Esed yakın bir gelecekte iktidardan düşmeyecek. Pek ideal bir yönetici olmasa da uzunca bir süre devleti ayakta tutabilmiş ve düşmesi halinde yerine gelecek liderden ya da ülke içinde meydana gelebilecek anarşiden korkan birçok Suriyelinin desteklediği rasyonel bir yöneticiden bahsediyoruz. Esed neo-con retoriğinin aksine Ortadoğu’da Amerika için bir tehdit teşkil etmiyor.

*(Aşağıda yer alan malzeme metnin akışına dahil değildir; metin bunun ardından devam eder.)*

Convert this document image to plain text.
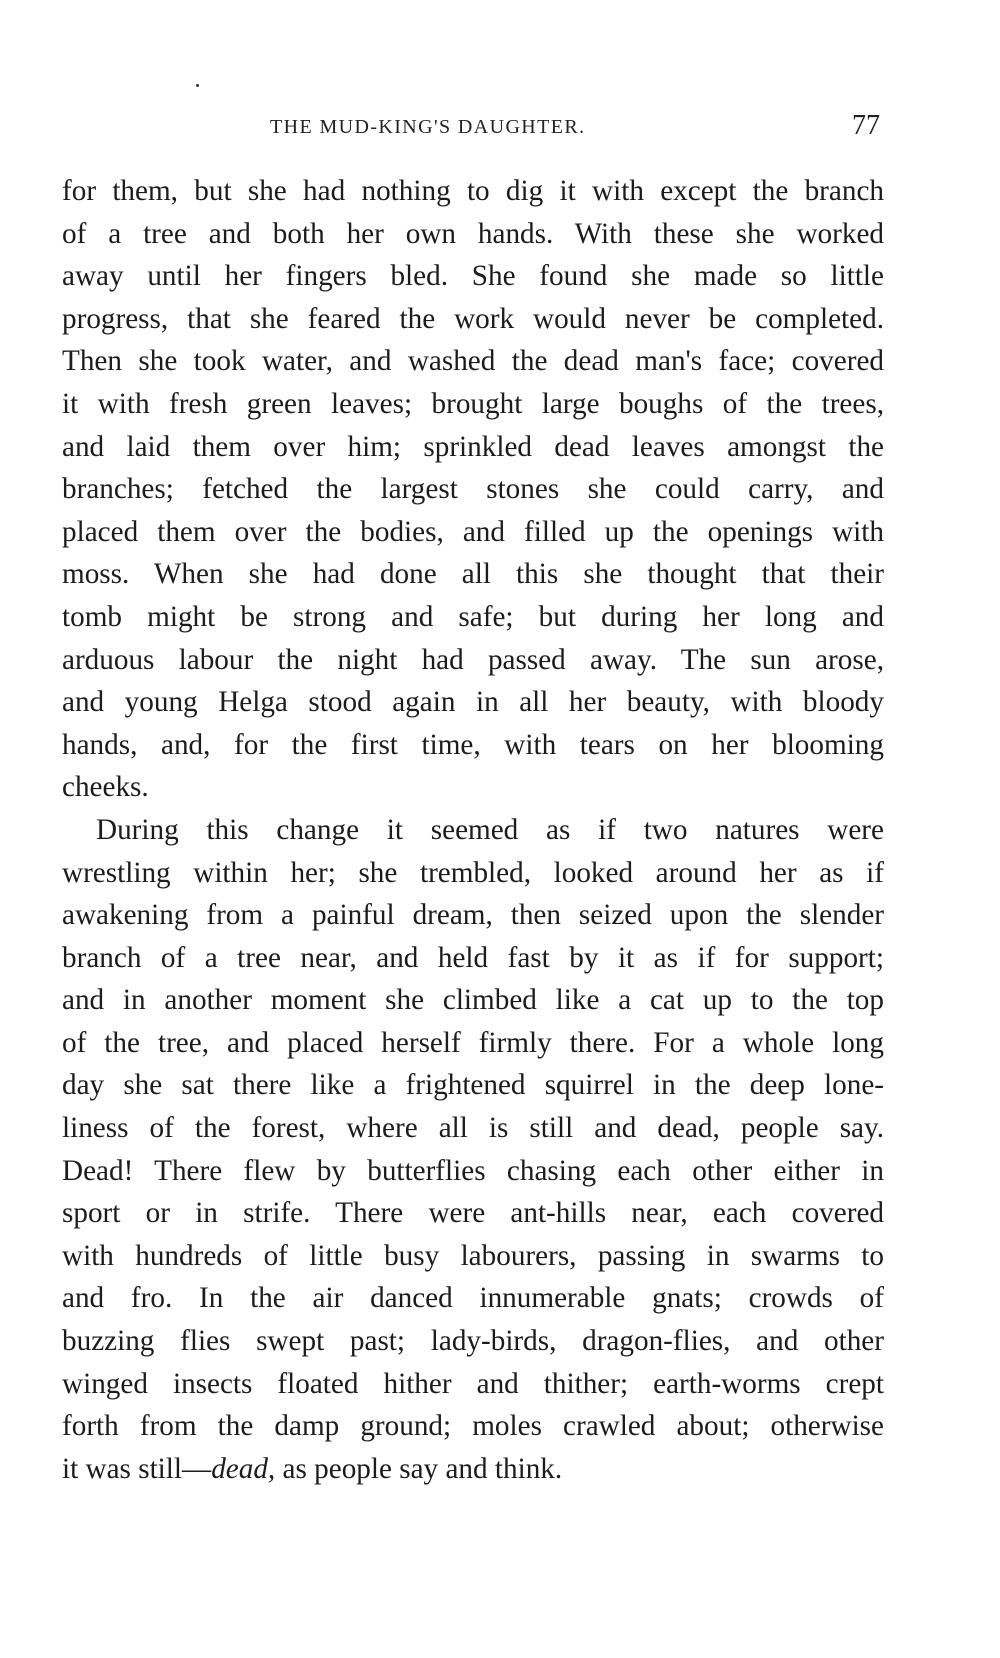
THE MUD-KING'S DAUGHTER.	77
for them, but she had nothing to dig it with except the branch
of a tree and both her own hands. With these she worked
away until her fingers bled. She found she made so little
progress, that she feared the work would never be completed.
Then she took water, and washed the dead man's face; covered
it with fresh green leaves; brought large boughs of the trees,
and laid them over him; sprinkled dead leaves amongst the
branches; fetched the largest stones she could carry, and
placed them over the bodies, and filled up the openings with
moss. When she had done all this she thought that their
tomb might be strong and safe; but during her long and
arduous labour the night had passed away. The sun arose,
and young Helga stood again in all her beauty, with bloody
hands, and, for the first time, with tears on her blooming
cheeks.
During this change it seemed as if two natures were
wrestling within her; she trembled, looked around her as if
awakening from a painful dream, then seized upon the slender
branch of a tree near, and held fast by it as if for support;
and in another moment she climbed like a cat up to the top
of the tree, and placed herself firmly there. For a whole long
day she sat there like a frightened squirrel in the deep lone-
liness of the forest, where all is still and dead, people say.
Dead! There flew by butterflies chasing each other either in
sport or in strife. There were ant-hills near, each covered
with hundreds of little busy labourers, passing in swarms to
and fro. In the air danced innumerable gnats; crowds of
buzzing flies swept past; lady-birds, dragon-flies, and other
winged insects floated hither and thither; earth-worms crept
forth from the damp ground; moles crawled about; otherwise
it was still—dead, as people say and think.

Artık gerçeği kabullenme, başarısızlığı itiraf etme ve eğer doğrudan yardım edilmeyecekse bile, en azından Esed’in bir an önce ülkedeki iç savaşı sonlandırmasının ve cihatçıları kovmasının yolunu açma zamanı geldi. Hem Esed’den nefret edip hem de Esed’den nefret eden (IŞİD gibi) cihatçılardan nefret etmeyi bir arada sürdüremeyiz. Kabaca ortaya koymamız gerekirse, sanki Suriye’de el-Kaide’yle birlikte, Irak’ta el-Kaide’ye karşı savaşıyoruz. Suriye’deki düzeni restore etmek esasında Irak, Lübnan, İsrail ve Ürdün sınırlarının düzenini restore etmektir. Esed’e iktidarda kalması için müsaade etmek aynı zamanda, Şiiliğe karşı mücadele bahanesiyle Suudi Arabistan kendisine saldırana kadar Ortadoğu’da tarihî olarak hiçbir zaman gerçekten “mezhepçi” veya dinsel yapıda bir devlet olarak hareket etmemiş bir Suriye’yi restore etmek olacak.

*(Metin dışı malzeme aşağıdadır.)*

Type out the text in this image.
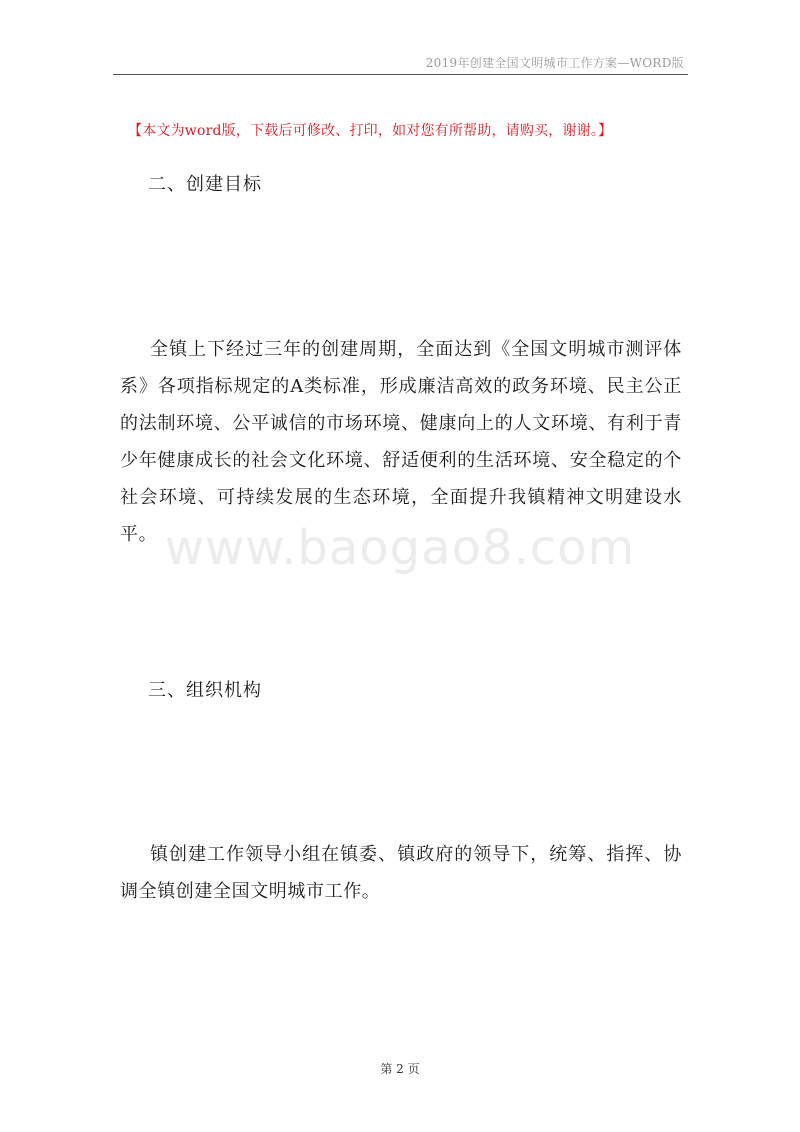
2019年创建全国文明城市工作方案—WORD版
【本文为word版，下载后可修改、打印，如对您有所帮助，请购买，谢谢。】
二、创建目标

全镇上下经过三年的创建周期，全面达到《全国文明城市测评体系》各项指标规定的A类标准，形成廉洁高效的政务环境、民主公正的法制环境、公平诚信的市场环境、健康向上的人文环境、有利于青少年健康成长的社会文化环境、舒适便利的生活环境、安全稳定的个社会环境、可持续发展的生态环境，全面提升我镇精神文明建设水平。 www.baogao8.com
三、组织机构

镇创建工作领导小组在镇委、镇政府的领导下，统筹、指挥、协调全镇创建全国文明城市工作。

第 2 页
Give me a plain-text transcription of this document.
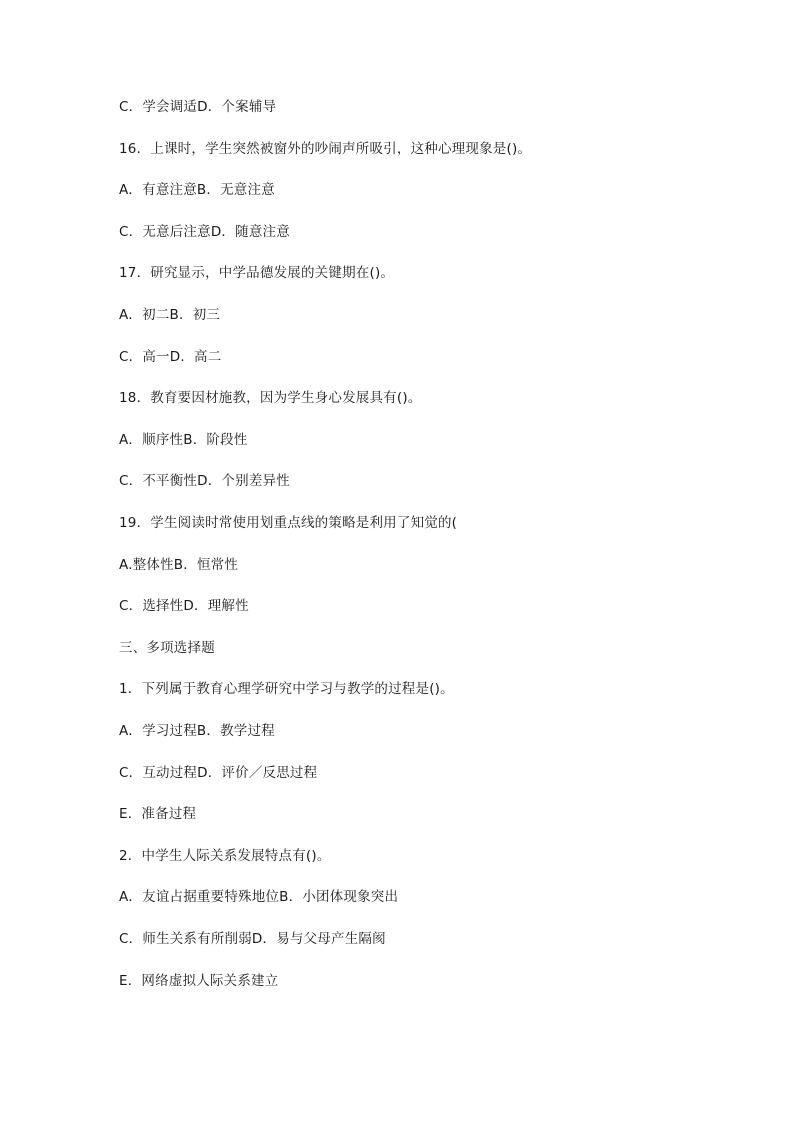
C．学会调适D．个案辅导

16．上课时，学生突然被窗外的吵闹声所吸引，这种心理现象是()。

A．有意注意B．无意注意

C．无意后注意D．随意注意

17．研究显示，中学品德发展的关键期在()。

A．初二B．初三

C．高一D．高二

18．教育要因材施教，因为学生身心发展具有()。

A．顺序性B．阶段性

C．不平衡性D．个别差异性

19．学生阅读时常使用划重点线的策略是利用了知觉的(

A.整体性B．恒常性

C．选择性D．理解性

三、多项选择题

1．下列属于教育心理学研究中学习与教学的过程是()。

A．学习过程B．教学过程

C．互动过程D．评价／反思过程

E．准备过程

2．中学生人际关系发展特点有()。

A．友谊占据重要特殊地位B．小团体现象突出

C．师生关系有所削弱D．易与父母产生隔阂

E．网络虚拟人际关系建立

Bizi Esed’le karşı karşıya getiren politikadan vazgeçersek kaybedeceğimiz çok az şeye karşı kazanacak birçok şeyimiz var. Şayet Esed’in kuvvet yoluyla düşmesi fikrinde ısrar edersek, önümüzdeki yıllarda da bir dizi yeni savaşa sürükleneceğimiz kesin ve bombardımana tutarak yok edemeyeceğimiz ve yeni cihatlarda savaşmak üzere durmaksızın on binlerce yeni cihatçı üreten bu feci statükoyu sürdürmüş olacağız.

Eski Düzene Dönüş

Suriye’deki savaşın sona erdirilmesi ve eski düzene dönüş, Irak topraklarında IŞİD’in kurutulması politikalarında Bağdat Hükümetine kolaylık sağlayacaktır. Başarısız olmasına rağmen Esed’in düşürülmesi hamlesine uzun süredir kendini tutsak eden Türkiye de Suriye’deki düzenin restore edilmesinden kazançlı çıkacaktır. Bu durumda mülteci akını sona erecek ve Türkiye yakın zamanda güçlenen Kürtlerle ciddi müzakerelere geri dönme imkânına kavuşacak.

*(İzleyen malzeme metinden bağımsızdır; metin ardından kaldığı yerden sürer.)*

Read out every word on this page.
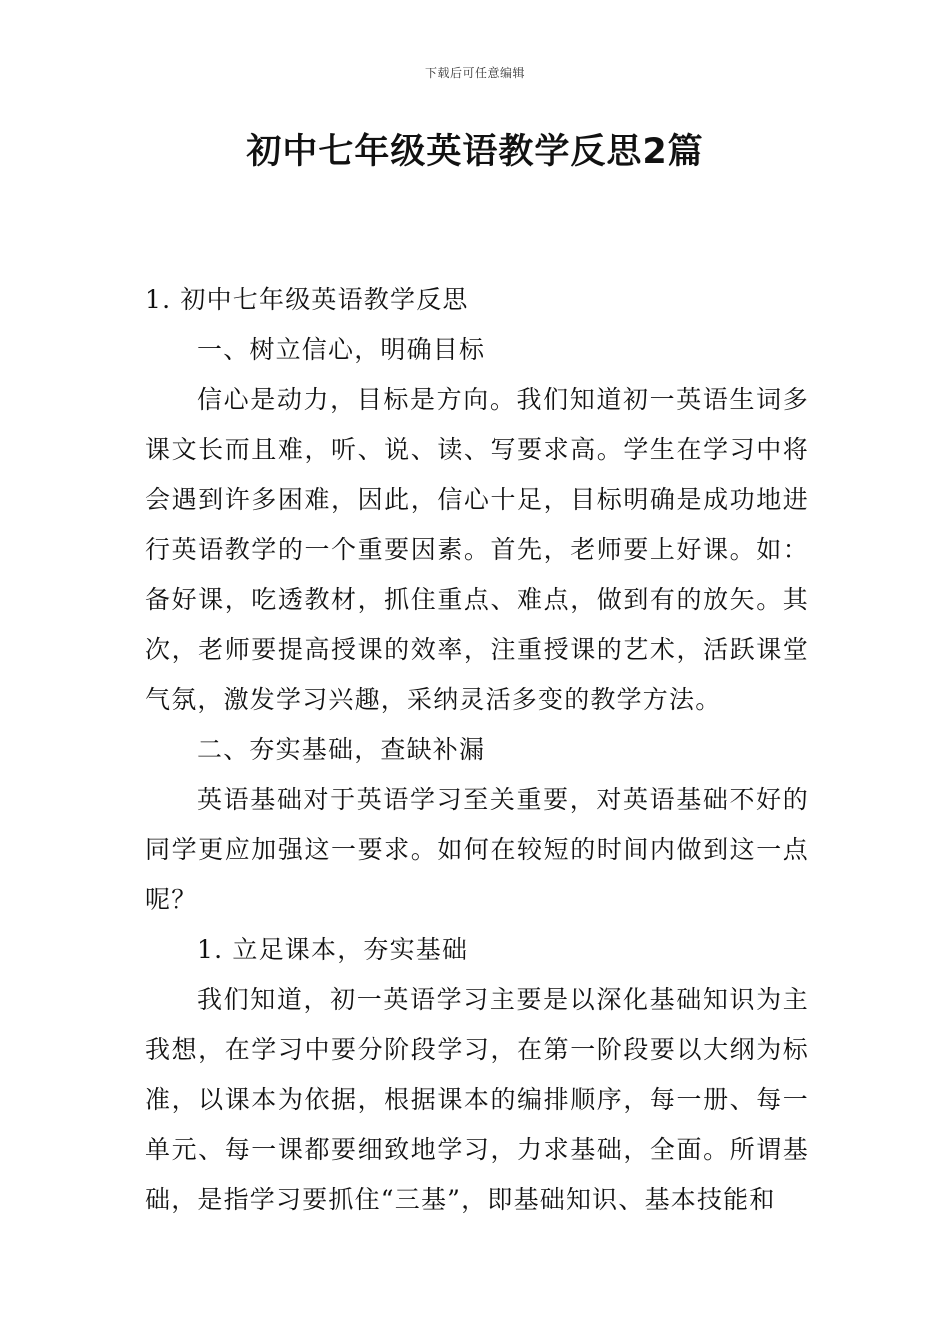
下载后可任意编辑
初中七年级英语教学反思2篇

1. 初中七年级英语教学反思

一、树立信心，明确目标

信心是动力，目标是方向。我们知道初一英语生词多课文长而且难，听、说、读、写要求高。学生在学习中将会遇到许多困难，因此，信心十足，目标明确是成功地进行英语教学的一个重要因素。首先，老师要上好课。如：备好课，吃透教材，抓住重点、难点，做到有的放矢。其次，老师要提高授课的效率，注重授课的艺术，活跃课堂气氛，激发学习兴趣，采纳灵活多变的教学方法。

二、夯实基础，查缺补漏

英语基础对于英语学习至关重要，对英语基础不好的同学更应加强这一要求。如何在较短的时间内做到这一点呢？

1. 立足课本，夯实基础

我们知道，初一英语学习主要是以深化基础知识为主我想，在学习中要分阶段学习，在第一阶段要以大纲为标准，以课本为依据，根据课本的编排顺序，每一册、每一单元、每一课都要细致地学习，力求基础，全面。所谓基础，是指学习要抓住“三基”，即基础知识、基本技能和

Evet, Suriye’ye demokrasi gelse güzel olurdu ama bugün itibariyle edindiğimiz tecrübelerden biliyoruz ki diktatörlerin kuvvet yoluyla -bilhassa dış kuvvetlerce- devrilmesi çoğunlukla barış ve müşahede edilebilir bir şekilde daha iyi bir yönetim getirmiyor. Açıkçası ABD Suriye’de, demokrasi vizyonundan daha çok Suriye’nin müttefiki olan İran’ı yıkma hevesiyle hareket etti.

Bu noktada önümüzdeki en acil görev savaşa, sıçradığı yere yalnızca anarşi getiren sınırlar ötesi çatışmaya, derin kutuplaşmaya, daha fazla uluslararası silahlı müdahalelere, duyguların kışkırtılmasına, öfkeye ve küresel cihatçıları savaşa davet eden videolara bir son vermektir.

Şu sorulabilir tabi ki, Rusya ve İran’ın her ikisi de Esed’in Şam’daki iktidarının yeniden onaylanmasından kârlı çıkmış olmaz mı? Kesinlikle. Peki, öyleyse bu yanlış seçeneği işaretlemek değil midir?

İyi ama ne yapalım? Esed’den kurtulmak için yürüttüğümüz sorumsuzluk örneği kampanyaya para akıtmayı sürdürelim mi? Hiç durmadan bombalamaya ve hem İslam Devleti’nden hem Esed’den nefret eden ama bizi de seven, yani bu bir arada bulunması zor nitelikleri haiz, bizim için ehveni şer olan cihatçı bir grubu aramaya devam mı edelim?